Today, most software solutions only provide part of what we need to make us more efficient and effective. Solutions either focus on providing isolated measurement which must then be interpreted, or on providing us the means to improve but without a measurement. In reality, software should provide both measurement and the means to improve in one unified package.
Today’s enterprises are awash with data. Companies gather data from a variety of sources, and use many types of enterprise software to obtain it. Business intelligence solutions such as Oracle and SAP, along with more modern data visualization applications like Tableau and Domo, are becoming increasingly valued worldwide. These types of software automate the data gathering process, ultimately saving companies money. What it doesn’t factor in is that this data gathering is followed by work from a dedicated team to review the data and subsequently act upon it. This model is slow, costly, and causes us to miss insights because of the timing and discovery methods used.

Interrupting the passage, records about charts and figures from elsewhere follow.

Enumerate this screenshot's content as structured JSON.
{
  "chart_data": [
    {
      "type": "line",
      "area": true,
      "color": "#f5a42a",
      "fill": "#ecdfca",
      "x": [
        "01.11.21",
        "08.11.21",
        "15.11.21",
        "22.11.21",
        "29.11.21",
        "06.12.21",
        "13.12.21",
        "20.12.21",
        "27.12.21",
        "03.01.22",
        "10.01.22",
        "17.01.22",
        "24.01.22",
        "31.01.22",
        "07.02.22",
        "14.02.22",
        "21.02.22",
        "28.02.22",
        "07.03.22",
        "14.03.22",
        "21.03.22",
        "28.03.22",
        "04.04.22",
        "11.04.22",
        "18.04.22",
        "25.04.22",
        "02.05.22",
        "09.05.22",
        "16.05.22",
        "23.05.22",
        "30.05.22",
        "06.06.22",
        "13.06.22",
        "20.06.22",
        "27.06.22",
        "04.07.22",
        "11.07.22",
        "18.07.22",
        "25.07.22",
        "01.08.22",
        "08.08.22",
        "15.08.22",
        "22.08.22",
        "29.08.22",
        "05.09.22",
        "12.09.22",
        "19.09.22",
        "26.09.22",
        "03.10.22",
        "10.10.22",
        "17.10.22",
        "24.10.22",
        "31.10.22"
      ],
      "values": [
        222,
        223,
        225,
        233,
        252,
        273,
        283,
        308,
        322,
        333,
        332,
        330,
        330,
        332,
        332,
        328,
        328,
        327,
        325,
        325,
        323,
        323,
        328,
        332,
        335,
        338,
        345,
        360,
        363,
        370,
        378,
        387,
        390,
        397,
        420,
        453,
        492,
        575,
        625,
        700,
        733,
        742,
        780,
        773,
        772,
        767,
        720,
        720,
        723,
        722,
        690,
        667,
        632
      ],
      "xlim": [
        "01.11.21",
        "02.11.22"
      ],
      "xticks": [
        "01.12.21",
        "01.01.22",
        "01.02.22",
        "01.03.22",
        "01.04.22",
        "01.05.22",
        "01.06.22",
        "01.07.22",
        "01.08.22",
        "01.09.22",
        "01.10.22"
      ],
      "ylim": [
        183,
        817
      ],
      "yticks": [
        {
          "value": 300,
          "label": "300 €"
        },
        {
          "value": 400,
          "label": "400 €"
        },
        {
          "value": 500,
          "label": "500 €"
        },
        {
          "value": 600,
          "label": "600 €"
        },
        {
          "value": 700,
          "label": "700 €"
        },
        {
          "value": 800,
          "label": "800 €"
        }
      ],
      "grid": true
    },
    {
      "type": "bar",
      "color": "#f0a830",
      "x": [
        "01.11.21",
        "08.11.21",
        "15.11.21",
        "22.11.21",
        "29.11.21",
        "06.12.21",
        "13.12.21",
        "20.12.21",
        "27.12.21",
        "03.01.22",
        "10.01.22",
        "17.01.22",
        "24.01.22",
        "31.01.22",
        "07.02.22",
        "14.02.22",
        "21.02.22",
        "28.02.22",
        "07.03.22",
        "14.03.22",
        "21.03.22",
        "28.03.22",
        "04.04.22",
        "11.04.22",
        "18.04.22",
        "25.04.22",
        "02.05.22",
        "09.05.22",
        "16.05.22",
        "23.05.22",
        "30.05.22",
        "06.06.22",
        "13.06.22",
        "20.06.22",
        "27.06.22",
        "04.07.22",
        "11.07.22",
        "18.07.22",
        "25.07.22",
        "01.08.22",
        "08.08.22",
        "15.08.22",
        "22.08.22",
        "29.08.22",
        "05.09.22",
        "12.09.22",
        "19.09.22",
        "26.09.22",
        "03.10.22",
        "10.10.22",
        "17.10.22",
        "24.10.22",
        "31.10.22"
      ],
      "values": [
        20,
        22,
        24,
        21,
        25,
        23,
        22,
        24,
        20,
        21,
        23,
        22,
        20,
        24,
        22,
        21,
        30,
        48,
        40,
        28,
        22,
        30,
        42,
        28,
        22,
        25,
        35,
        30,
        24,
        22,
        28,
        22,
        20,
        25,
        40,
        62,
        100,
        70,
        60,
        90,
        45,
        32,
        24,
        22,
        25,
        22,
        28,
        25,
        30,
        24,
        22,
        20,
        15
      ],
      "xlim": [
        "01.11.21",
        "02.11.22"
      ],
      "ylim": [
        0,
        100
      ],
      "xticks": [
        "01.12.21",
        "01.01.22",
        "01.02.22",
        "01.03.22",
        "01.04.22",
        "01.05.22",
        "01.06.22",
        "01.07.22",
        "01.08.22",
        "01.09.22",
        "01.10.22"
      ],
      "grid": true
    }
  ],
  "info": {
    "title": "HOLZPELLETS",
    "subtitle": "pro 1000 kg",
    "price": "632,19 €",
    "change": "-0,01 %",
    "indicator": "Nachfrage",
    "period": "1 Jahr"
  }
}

A lot of time and money ends up being spent on interpreting data that was initially meant to make life easier. The delay between gathering the data and acting on it also means that a company’s efforts are often ineffectual. If it takes several weeks to get from “What is happening?” to “How do we fix it?“, then the action taken simply will not be as effective and many opportunities for improvement will be missed. The link between information and action must be fast and strong, avoiding the middleman all together. Ideally, action should be taken in real-time while data is gathered and interpreted.
Software which successfully achieves real time functionality is, by definition, meeting the criteria which we have laid out. By responding to data in real-time with meaningful ways to act upon that data, software can provide value to its users in the moments that matter most. Additionally, products which continuously measure improvements in the metrics that it seeks to affect will have the ability to inspire confidence in its users. Software that can unify data with action will provide companies with savings in time and money, and an advantage over their competitors.
Call centers offer a great example of the need to combine measurement directly with a means for improvement. Call center teams gather massive amounts of data; employee productivity and engagement, service level optimization, and customer satisfaction captured via net promoter scores and post-call surveys. Call centers also have many applications used by agents to provide service to a customer, which seek to provide a means for improvement without a means for measurement.
We have heard from and are responding to customers, prospects and the greater market that we need to design and deliver software that provides measurement and the means to improve in a unified product. In our specific application we analyze the signals contained within the human voice and store that information as data. The software does not stop there – it analyzes the voice data – pitch, tone, pace, and other conversational behaviors, in real-time and provides speaking guidance to call center agents. The system produces alerts during conversations, letting agents know how to adjust their style to improve the outcome of the call. If we were not able to effectively collect, analyze and deliver key insights to end users in the moment of need our customers would not be able to take full advantage of the value we deliver.
As we have learned, to deliver maximum value enterprise software providers must unify measurement with the means to improve. Companies rely on software to power operational efficiency, productivity and to improve customer experience. Without software that can collect, analyze and deliver critical in-the-moment insights, companies will miss key opportunities, and they will not achieve the continuous improvement required to remain viable in a fast-changing world.